Alliance Defending Freedom (ADF) allied attorneys representing 10 Evansville area churches have filed a motion to intervene in an American Civil Liberties Union (ACLU) lawsuit concerning the display of up to 31 temporary 6-foot-tall crosses at the Evansville riverfront being decorated by area churches to raise money for charity.
“A public display, approved in the same way as other types of displays, cannot be singled out for censorship simply because it is in the shape of a cross,” says ADF allied attorney Bryan Beauman. “The ACLU’s misinterpretation of the First Amendment should not be allowed to uproot this fundamental freedom.”
In June, the Evansville Board of Public Works approved a request by West Side Christian Church for it and up to 30 other participating churches to display painted and decorated crosses along the city’s popular riverfront for two weeks in August in an event to be known as “Cross the River.” Each participating church will paint and decorate a cross and display it during the event in an effort to raise money for local charities.
The ACLU filed a lawsuit on behalf of two Vanderburgh County residents after the city approved the churches’ permit to display the crosses.
“Religious speech is not second-class speech,” adds Chris Wischer of the Indiana law firm Bamberger, Foreman, Oswald and Hahn, LLP, who serves as co-counsel for the churches. “It is to be afforded the same First Amendment protections as any other speech.”

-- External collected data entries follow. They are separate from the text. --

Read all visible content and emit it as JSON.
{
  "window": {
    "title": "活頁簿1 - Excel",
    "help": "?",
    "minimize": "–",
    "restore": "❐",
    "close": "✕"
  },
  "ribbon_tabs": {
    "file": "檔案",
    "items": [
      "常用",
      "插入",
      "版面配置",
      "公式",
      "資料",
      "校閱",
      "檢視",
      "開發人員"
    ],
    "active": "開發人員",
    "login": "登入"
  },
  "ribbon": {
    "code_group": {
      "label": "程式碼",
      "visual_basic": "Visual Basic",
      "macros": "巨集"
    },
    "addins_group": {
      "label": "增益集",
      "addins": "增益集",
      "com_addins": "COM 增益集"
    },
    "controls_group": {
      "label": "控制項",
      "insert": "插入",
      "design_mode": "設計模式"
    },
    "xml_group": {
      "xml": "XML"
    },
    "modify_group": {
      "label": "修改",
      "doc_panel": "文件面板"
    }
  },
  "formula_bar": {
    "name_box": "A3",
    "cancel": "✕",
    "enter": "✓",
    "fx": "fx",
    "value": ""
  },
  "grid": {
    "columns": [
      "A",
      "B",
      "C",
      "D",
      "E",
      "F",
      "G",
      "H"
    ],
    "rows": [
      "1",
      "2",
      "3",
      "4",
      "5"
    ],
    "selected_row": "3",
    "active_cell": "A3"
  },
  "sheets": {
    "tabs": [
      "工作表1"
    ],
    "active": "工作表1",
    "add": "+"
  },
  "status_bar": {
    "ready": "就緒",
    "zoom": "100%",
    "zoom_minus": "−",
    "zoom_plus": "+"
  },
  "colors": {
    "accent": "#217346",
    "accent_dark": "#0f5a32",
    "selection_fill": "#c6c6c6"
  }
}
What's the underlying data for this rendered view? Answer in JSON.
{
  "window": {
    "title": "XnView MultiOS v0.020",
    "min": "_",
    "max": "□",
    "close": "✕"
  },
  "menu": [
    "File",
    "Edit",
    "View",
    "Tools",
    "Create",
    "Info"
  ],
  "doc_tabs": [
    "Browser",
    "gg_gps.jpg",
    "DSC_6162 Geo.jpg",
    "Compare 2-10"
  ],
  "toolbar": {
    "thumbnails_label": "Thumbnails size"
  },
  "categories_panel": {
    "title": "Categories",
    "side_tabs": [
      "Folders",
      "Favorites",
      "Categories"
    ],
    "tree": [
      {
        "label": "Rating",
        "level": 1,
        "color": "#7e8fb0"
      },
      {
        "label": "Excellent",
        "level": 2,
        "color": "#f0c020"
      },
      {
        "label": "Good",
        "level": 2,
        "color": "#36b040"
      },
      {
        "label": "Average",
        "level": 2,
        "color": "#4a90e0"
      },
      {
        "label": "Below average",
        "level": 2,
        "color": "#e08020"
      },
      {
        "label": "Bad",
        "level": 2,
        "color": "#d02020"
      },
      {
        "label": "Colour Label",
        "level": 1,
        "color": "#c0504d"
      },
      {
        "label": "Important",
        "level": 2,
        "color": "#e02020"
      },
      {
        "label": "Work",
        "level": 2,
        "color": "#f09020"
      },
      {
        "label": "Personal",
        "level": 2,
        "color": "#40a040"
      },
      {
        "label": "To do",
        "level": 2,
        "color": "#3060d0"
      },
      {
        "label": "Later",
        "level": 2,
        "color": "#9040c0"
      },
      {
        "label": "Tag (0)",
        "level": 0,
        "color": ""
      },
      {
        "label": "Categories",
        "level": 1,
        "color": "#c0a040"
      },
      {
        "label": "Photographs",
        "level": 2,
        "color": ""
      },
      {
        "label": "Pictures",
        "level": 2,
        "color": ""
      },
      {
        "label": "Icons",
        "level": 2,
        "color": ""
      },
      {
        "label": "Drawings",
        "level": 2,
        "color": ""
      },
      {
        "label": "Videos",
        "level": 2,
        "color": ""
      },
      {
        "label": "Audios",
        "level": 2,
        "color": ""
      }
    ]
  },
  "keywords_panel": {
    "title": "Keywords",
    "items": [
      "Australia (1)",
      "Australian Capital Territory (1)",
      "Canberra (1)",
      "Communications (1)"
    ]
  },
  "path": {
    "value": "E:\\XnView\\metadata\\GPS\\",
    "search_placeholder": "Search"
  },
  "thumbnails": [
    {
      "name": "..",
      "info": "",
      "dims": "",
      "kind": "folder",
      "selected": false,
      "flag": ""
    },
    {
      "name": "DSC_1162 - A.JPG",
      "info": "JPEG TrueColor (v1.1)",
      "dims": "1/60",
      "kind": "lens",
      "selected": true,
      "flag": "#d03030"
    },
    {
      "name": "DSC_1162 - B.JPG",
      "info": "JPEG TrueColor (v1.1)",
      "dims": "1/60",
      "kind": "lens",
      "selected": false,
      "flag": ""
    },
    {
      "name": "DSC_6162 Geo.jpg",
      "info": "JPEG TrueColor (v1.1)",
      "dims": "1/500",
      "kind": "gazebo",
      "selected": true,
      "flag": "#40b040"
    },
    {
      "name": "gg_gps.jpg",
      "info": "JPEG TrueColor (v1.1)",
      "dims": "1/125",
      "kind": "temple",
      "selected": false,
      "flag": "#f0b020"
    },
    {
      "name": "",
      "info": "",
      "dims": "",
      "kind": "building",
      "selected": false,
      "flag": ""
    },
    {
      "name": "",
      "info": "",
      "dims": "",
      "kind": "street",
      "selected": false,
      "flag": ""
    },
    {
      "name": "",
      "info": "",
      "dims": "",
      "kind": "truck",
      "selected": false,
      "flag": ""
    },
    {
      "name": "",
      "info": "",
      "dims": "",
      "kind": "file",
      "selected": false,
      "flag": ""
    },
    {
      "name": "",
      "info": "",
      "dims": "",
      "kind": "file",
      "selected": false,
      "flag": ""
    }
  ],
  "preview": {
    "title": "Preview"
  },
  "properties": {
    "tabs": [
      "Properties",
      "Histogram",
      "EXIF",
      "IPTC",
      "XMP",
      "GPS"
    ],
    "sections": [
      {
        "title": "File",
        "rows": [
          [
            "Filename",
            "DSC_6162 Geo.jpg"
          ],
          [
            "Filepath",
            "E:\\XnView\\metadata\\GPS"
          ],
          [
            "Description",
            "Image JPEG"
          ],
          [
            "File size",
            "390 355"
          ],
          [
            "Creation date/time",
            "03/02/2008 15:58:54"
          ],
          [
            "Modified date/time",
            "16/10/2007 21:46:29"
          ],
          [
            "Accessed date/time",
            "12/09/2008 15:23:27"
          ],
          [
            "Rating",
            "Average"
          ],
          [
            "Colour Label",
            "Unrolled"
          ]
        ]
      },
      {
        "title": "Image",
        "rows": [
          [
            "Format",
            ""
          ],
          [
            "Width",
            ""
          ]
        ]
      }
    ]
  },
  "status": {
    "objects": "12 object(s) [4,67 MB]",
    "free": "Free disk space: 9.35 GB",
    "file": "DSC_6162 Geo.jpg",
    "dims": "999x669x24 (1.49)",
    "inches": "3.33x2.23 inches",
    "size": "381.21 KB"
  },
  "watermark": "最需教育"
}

Michael J. Cork, also of Bamberger, Foreman, Oswald and Hahn, LLP, is one of nearly 2,300 allied attorneys with ADF and serves as local counsel for the churches seeking to intervene in Cabal v. City of Evansville, filed in the U.S. District Court for the Southern District of Indiana.
Alliance Defending Freedom is an alliance-building, nonprofit legal organization that advocates for the right of people to freely live out their faith.